I feel so bad sometimes thinking of this great oral tradition, and along comes somebody like me who writes it down. People go to the library and pull out a book and say, "Here's the authentic story." It's not! That was only the odd person who came along, like Homer, and wrote it down. It's the same thing with the Chinese. Most of the tradition was oral and then someone came along and wrote it down.

part of the tension in my writing is that the oral tradition is very different from the written, and I see the oral tradition as being very alive, very immediate. It has the impact of command; it has the impact of directly influencing action. Also the oral stories change. A story changes from telling to telling. It changes according to the needs of the listener, according to the needs of the day, according to the interest of the time, and the story can be different from day to day. So what happens when you write it down? Writing is so static. The story will remain as printed for the next two hundred years and it's not going to change. That really bothers me, because what would really be neat would be for the words to change on the page every time, but they can't. So the way I tried to solve this problem was to keep ambiguity in the writing all the time.
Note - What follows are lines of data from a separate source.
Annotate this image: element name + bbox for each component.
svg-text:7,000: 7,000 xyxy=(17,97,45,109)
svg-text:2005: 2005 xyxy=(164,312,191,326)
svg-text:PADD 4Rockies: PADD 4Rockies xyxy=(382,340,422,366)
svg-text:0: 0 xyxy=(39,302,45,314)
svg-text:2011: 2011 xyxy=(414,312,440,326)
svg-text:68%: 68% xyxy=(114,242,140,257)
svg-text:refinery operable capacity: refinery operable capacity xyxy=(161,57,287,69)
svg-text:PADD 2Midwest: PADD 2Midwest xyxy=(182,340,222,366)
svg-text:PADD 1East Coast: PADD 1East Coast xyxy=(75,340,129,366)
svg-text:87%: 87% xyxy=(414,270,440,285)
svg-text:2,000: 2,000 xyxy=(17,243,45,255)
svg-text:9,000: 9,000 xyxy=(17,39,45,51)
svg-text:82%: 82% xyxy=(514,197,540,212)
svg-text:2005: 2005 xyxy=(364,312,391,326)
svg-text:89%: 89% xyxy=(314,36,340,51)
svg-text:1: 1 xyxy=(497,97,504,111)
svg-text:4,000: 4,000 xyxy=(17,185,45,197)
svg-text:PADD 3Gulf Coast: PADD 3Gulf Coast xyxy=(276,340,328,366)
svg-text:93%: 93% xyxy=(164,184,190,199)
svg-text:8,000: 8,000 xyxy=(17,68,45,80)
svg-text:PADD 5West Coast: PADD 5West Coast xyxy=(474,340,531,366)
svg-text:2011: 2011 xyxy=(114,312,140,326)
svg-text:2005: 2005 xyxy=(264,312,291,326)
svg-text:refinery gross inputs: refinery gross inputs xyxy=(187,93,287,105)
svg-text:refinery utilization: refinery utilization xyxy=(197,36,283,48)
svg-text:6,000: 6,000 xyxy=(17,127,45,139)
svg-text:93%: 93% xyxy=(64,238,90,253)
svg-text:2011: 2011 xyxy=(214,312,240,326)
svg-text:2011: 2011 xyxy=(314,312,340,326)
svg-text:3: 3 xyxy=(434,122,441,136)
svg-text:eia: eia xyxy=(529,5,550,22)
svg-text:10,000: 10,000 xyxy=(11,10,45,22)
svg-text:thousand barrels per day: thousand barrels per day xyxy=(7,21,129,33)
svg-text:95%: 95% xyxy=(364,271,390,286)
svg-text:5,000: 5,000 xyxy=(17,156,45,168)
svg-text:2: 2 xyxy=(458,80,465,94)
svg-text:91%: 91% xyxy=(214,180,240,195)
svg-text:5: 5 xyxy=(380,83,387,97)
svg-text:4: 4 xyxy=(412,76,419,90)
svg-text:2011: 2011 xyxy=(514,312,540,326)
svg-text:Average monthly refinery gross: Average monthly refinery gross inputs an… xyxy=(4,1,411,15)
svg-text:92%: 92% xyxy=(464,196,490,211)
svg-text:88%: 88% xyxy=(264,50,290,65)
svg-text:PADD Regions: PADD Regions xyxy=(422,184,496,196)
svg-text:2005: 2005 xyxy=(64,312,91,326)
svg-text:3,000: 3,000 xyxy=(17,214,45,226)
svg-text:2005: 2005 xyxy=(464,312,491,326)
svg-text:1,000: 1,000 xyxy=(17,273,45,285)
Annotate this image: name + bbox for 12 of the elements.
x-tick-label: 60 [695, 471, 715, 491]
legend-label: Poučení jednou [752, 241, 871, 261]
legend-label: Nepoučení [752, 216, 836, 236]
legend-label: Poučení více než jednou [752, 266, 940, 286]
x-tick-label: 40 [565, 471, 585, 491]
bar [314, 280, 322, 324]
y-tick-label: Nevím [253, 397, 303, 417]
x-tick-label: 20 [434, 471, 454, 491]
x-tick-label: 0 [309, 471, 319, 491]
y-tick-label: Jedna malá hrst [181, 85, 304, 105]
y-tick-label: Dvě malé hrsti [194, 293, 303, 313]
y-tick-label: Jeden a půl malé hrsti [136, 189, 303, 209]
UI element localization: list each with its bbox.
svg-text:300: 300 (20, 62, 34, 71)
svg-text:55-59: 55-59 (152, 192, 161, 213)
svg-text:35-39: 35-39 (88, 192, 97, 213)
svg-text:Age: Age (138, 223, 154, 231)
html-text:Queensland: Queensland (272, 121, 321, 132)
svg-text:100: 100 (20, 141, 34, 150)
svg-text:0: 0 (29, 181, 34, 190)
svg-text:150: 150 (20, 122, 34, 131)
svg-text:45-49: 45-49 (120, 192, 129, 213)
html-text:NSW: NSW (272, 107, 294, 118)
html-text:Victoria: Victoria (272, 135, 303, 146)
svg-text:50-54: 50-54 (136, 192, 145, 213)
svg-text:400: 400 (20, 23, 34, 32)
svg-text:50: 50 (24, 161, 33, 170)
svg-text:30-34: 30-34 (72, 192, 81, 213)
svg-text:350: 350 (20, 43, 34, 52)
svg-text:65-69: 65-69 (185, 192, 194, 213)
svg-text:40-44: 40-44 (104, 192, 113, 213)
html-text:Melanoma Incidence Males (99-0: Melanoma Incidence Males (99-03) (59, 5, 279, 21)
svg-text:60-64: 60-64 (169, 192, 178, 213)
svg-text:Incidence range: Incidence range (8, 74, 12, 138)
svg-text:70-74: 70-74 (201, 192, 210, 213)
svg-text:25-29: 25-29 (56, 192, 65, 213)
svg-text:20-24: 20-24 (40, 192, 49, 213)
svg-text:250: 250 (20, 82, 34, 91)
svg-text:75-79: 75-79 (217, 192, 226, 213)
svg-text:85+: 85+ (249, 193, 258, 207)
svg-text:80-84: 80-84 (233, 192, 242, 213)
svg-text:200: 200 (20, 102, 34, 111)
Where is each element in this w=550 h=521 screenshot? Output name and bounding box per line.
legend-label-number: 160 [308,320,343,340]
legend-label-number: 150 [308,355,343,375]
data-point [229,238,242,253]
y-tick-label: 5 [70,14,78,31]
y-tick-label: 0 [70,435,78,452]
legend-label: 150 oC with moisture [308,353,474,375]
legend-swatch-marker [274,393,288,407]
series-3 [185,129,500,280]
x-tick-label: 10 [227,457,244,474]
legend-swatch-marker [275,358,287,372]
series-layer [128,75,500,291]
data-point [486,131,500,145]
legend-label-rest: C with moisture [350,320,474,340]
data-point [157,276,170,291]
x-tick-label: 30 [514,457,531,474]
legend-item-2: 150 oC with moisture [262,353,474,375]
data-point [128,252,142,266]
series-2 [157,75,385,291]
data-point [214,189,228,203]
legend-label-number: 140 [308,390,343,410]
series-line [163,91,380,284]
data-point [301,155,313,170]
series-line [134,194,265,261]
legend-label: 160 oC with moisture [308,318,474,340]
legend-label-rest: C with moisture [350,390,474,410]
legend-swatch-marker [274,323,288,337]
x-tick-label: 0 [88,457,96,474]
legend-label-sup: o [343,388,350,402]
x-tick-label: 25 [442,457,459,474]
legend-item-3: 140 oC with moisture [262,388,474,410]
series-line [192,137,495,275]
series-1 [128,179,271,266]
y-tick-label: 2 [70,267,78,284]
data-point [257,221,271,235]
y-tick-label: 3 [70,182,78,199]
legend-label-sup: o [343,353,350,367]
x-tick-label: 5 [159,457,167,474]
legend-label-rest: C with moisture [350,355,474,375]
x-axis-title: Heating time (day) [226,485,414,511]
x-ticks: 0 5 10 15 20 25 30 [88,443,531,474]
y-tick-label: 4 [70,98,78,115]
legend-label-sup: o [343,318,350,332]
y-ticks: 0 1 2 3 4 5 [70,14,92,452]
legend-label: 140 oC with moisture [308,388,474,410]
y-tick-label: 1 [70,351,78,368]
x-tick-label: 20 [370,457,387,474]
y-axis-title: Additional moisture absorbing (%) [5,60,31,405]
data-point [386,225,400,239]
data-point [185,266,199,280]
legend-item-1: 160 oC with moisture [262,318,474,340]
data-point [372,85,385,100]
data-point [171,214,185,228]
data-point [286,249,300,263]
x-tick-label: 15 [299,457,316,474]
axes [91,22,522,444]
You go into the subconscious by not writing and then you make it normal consciousness by writing. Then you rewrite until you are working almost mechanically: the grammar and the structure all mental and rational. But now comes the time for not doing any writing. I mean to get far into the subconscious, where there are not word sequences.

The only way to get any work done-without polling everybody, as in a statistical study in sociology-is to give your own peculiar vision; because that's what's interesting, the way one person sees the world. It's up to other people to ask themselves whether they think like that or not. And if they don't think like you, that should be very exciting to them. They would read about something that they are completely unfamiliar with... I was just in Hong Kong and I loved seeing Chinese who were different from myself. To think of the possibility of another way of being Chinese or being a human being is much more exciting than to see someone just like me.

I don't like hearing non-Chinese people say to a Chinese person, "Well now I know about you because I have read Maxine Hong Kingston's books." Each artist has a unique voice. Many readers don't understand that. The problem of how "representative" one is will only be solved when we have many more Chinese American writers. Then readers will see how diverse our people are.

I am a very slow, slow writer and thinker and reader- (Interviewer: You are a perfectionist.) MHK: Actually I think maybe it's the normal course of creation. The journey in the Odyssey takes twenty years. It takes twenty years to live an experience, learn its meanings, find the words to tell it.

I think that if a person doesn't read, maybe they cannot come out of themselves. You know you delineated a. . .I think a growth process of human development. . .first there is an awareness of the ego, the self, and then of another and many others to become a communal person. And we need to go even beyond that our family, tribe, Chinatown, gang, nation-into a larger selflessness or agape. I think it is a very rare person who will take on public and global responsibilities... Reading and writing should expand and transform the self...must be an essential tool for envisioning and making the world.

(Q: "In your Book of Peace, what would you be claiming?") Oh, what would I be claiming this time? What I would like to do is claim evolution that we can evolve past being a warring species into a peaceful species so that we are not predators anymore, and that we stop being carnivorous. If only we could stop being cannibals-

One of the wonderful things about the 1960s was language. There was a new language and there were wonderful new ways of describing psychedelic states, spiritual states, trying to find new words for political actions like those of Gandhi and Martin Luther King. What do you call that when you sit at the lunch counter and you don't move and you do it with peace and love?

(Q: "will that be your major goal-to achieve peace?") Yes, yes-to put out into the world a vision of peaceful living and of how human beings can relate to one another harmoniously and joyfully and how groups of people come together. I feel that peace has hardly been imagined. It is rarely dramatized in the theater, in the movies, even in books.